I like to be right. We call it an Ironside thing because most of my family is the same way. Ask how to spell a word, and we’re eager to start spelling. Ask a grammar question and we’ve got it covered. We’re rather competitive and hate to be proven wrong. Perhaps that’s why I took the news so well when I found out I was right when I thought cancer was back in my right lung.
Seriously, though, I was glad to have the news because it means we can treat this small problem before it becomes a big one. With my history, I’m a big believer in early detection. Dr. Patel said it’s very good that there’s no cancer showing up anywhere else and that we’ve caught this tumor so early. Although it has grown since the last scan, the tumor is still quite small, which will make radiating it fairly easy. And with the targeted radiation, it’s remarkable how easy and symptom-free the entire process is. Basically, I go lie in a body mold for about 45 minutes for five sessions over a two-week period. When I had radiation in August, the only hard part was the pain I had in my shoulders from holding my arms up in the same position so long.
In other (but related) health news, I have frozen shoulder on the right side. It’s a common problem for people with lung issues, and it’s basically what it sounds like. Your shoulder will barely move. I had the same problem in my left shoulder after my lung surgery. You may recall the tales of woe regarding the excruciating physical therapy. If so, you will not be surprised that I put off seeking treatment for as long as possible. I really think the impetus behind my going forward with treatment was the thought that I might need radiation. I figured it would be impossible to get radiation if I couldn’t raise my arm enough to give them a clear shot to my lung. Today, I learned that my thinking was right. (Yes, that’s another right in case you’re keeping score.) The technician said that they could just barely make it work with my range of motion. That range of motion is only possible because of all the therapy I’ve had so far. And in other good news, the new physical therapists – Tennessee Sports Medicine – are much better than my old ones and aren’t hurting me near as much.

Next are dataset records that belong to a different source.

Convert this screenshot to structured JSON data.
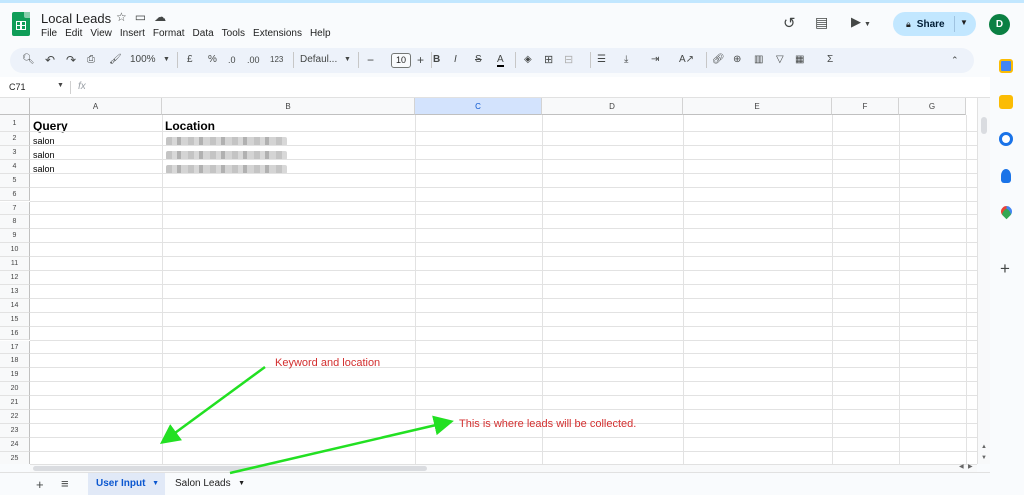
{
  "document": {
    "title": "Local Leads",
    "menu": [
      "File",
      "Edit",
      "View",
      "Insert",
      "Format",
      "Data",
      "Tools",
      "Extensions",
      "Help"
    ]
  },
  "header": {
    "share_label": "Share",
    "avatar_initial": "D",
    "icons": [
      "star-icon",
      "move-to-folder-icon",
      "cloud-saved-icon",
      "history-icon",
      "comments-icon",
      "meet-icon"
    ]
  },
  "toolbar": {
    "zoom": "100%",
    "currency": "£",
    "percent": "%",
    "decrease_decimal": ".0",
    "increase_decimal": ".00",
    "number_format": "123",
    "font": "Defaul...",
    "font_size": "10",
    "sum": "Σ"
  },
  "formula_bar": {
    "name_box": "C71",
    "fx": "fx",
    "value": ""
  },
  "grid": {
    "columns": [
      "A",
      "B",
      "C",
      "D",
      "E",
      "F",
      "G"
    ],
    "selected_column": "C",
    "rows": [
      "1",
      "2",
      "3",
      "4",
      "5",
      "6",
      "7",
      "8",
      "9",
      "10",
      "11",
      "12",
      "13",
      "14",
      "15",
      "16",
      "17",
      "18",
      "19",
      "20",
      "21",
      "22",
      "23",
      "24",
      "25"
    ],
    "headers": {
      "A1": "Query",
      "B1": "Location"
    },
    "values": [
      {
        "row": 2,
        "query": "salon",
        "location_redacted": true
      },
      {
        "row": 3,
        "query": "salon",
        "location_redacted": true
      },
      {
        "row": 4,
        "query": "salon",
        "location_redacted": true
      }
    ]
  },
  "sheets": {
    "tabs": [
      "User Input",
      "Salon Leads"
    ],
    "active": "User Input"
  },
  "side_panel": {
    "icons": [
      "calendar-icon",
      "keep-icon",
      "tasks-icon",
      "contacts-icon",
      "maps-icon",
      "add-icon"
    ]
  },
  "annotations": {
    "keyword": "Keyword and location",
    "leads": "This is where leads will be collected.",
    "color": "#d32f2f",
    "arrow_color": "#22e022"
  }
}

Finally, I’ll close with a story about something that filled me to overflowing with joy yesterday. When I had a scan in March, I felt strongly led by the Holy Spirit to bring one of my books with me to the hospital. I assumed I’d meet someone facing a cancer diagnosis who would need it. While I was having my scan, I felt the Spirit telling me to give my book to the technician who was doing the scan. So I did. I gave her the book and explained that I give books to people when I have the nudge to do so. “I don’t know why you’re supposed to have this book, but you are,” I said. She gave me a big hug and thanked me. I figured that was the end of the story.
Yesterday, while I was waiting for my scan, the tech came running up to me and embraced me with a huge hug. “You have no idea what your book meant to me,” she said. “I was going through some issues with my son and I wasn’t trusting God with them. Your book changed all that and gave me the most amazing peace.” She then went on to tell everyone in the waiting room that if they wanted to read the best book ever they needed to read my book. A lady in the room asked about the title of the book. When I told her My Anchor Holds, she started crying. She said they played that at her son’s funeral a few months ago and that her husband had died from cancer a few years ago. I mailed her a book today.

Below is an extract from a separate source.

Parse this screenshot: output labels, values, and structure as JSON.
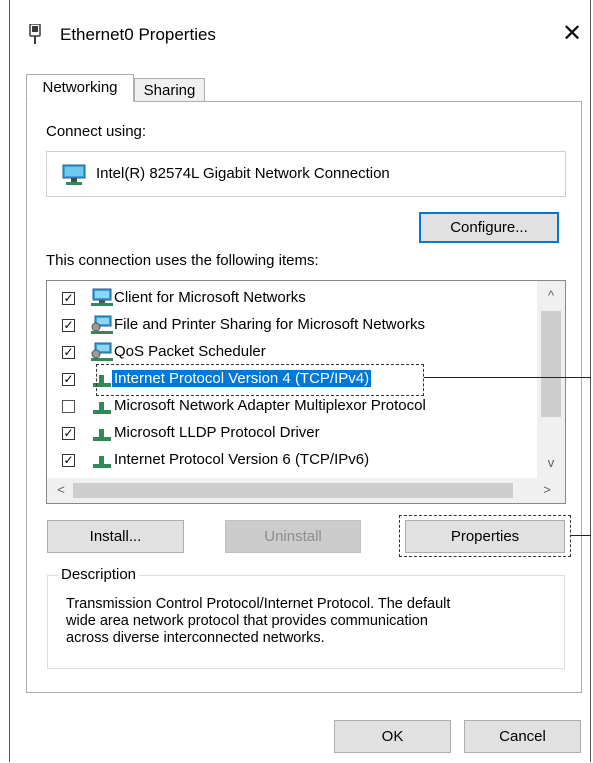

I believe God was reminding me that there’s a purpose to all my suffering and that as long as I follow His lead, there is much more good that can come out of this ugly disease.
“Now to Him who is able to do exceeding abundantly beyond all that we ask or think, according to the power that works within us, to Him be the glory in the church and in Christ Jesus to all generations forever and ever. Amen.” (Ephesians 3:20-21, emphasis added.)